Braving the Storm: Economic Development Strategies for Coastal Resilience30 November 2020
On August 27, 2020, Hurricane Laura made landfall on Louisiana’s coast with sustained winds of 150 miles per hour, making it one of the strongest storms to ever hit the United States. Destroying homes, businesses, and public infrastructure and robbing residents of power and electricity, this destructive hurricane was only one of many storms to hit the state this year: in total, the 2020 hurricane season logged 30 named storms, the most in a single year on record.
Louisiana now must manage double crises—a global pandemic and the aftermath of an unprecedented hurricane season—just as an economic downturn has left state and local budgets across the country sparse. To support economic development in Louisiana’s rural coastal parishes, Meridian spent two years building a strategy for a traditionally under-supported, but culturally critical industry along the Gulf Coast: Louisiana’s coastal seafood industry.
Significant to Louisianans both culturally and materially, this industry represents a valued way of life and generates about $1.2 billion for the state economy annually. However, the industry has struggled to survive devastating hurricanes, adapt to supply chain disruptions and reduced demand for seafood caused by COVID-19, and compete against increasing volumes of inexpensive foreign seafood imports. In addition to all this, the industry faces an uncertain future along Louisiana’s eroding coastline.
Louisiana as a whole, as well as its coastal parishes, exhibits higher levels of poverty and lower educational attainment than the national average, emphasizing the importance of rural economic development initiatives and investments in the seafood industry that expand job opportunities in the region.
Excerpt from our Collaborative Economic Development Strategy for Louisiana’s Coastal Seafood Industry
Through six visits to coastal Louisiana and countless virtual conversations, we connected with over 50 organizations and 100 stakeholders in the state’s seafood industry to understand challenges and needs for coastal commercial fishermen and businesses throughout the value chain. We traveled across the state to engage with the seafood businesses, learn about their challenges firsthand, and reflect on the meaning of resilience in the coastal industry. The resulting economic development strategy for the industry is grounded in this collaborative research approach.
Our final economic development plan focuses on three areas — Engagement, Planning, and Resources; Marketing, Branding, and Innovation; and Workforce and Infrastructure. Within these focus areas, recommendations include everything from partnering with community colleges to develop employment pathways for young people to enter the seafood industry, to convening a statewide forum on topics of importance to the future of the industry—all aiming to improve the industry’s market position, stimulate innovation, ensure a stable workforce, and improve transportation and distribution networks.

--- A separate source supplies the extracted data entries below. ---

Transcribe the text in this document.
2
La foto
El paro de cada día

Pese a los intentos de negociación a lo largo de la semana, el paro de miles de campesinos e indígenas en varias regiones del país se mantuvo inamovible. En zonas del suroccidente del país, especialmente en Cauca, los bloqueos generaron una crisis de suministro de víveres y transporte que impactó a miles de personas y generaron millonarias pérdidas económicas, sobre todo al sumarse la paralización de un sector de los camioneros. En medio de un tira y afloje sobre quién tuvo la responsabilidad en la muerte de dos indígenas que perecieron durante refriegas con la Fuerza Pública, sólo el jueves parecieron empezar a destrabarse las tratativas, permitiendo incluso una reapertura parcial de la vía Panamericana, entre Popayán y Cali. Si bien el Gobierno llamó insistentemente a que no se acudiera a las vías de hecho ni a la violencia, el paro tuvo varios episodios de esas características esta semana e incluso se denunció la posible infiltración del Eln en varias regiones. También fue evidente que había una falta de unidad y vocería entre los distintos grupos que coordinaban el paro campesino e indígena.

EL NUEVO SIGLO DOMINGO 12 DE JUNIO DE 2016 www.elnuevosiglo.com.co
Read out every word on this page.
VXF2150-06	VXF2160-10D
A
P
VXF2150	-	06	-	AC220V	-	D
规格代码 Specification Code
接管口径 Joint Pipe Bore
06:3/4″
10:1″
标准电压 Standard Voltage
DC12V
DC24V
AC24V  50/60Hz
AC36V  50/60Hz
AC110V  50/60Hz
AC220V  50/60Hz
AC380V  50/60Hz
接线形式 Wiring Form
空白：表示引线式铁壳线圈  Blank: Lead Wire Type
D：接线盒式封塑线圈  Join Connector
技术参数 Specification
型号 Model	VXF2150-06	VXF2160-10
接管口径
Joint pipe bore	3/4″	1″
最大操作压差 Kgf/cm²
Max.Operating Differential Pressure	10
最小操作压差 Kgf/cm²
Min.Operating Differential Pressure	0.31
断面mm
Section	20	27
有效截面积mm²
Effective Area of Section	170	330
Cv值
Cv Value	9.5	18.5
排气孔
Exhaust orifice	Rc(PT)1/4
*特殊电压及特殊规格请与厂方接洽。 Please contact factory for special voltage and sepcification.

Ultimately, the economic and environmental issues facing Louisiana’s coastal seafood industry today are not unique to Louisiana. Urbanization, fiscal downturns from COVID-19, sea level rise, and more frequent natural disasters mean that rural coastal communities across the country are more vulnerable than ever. The principles of our plan—such as supporting the coastal seafood industry’s engagement in decision-making, strategic planning for the future, and improving access to resources—can revitalize working waterfronts across the United States.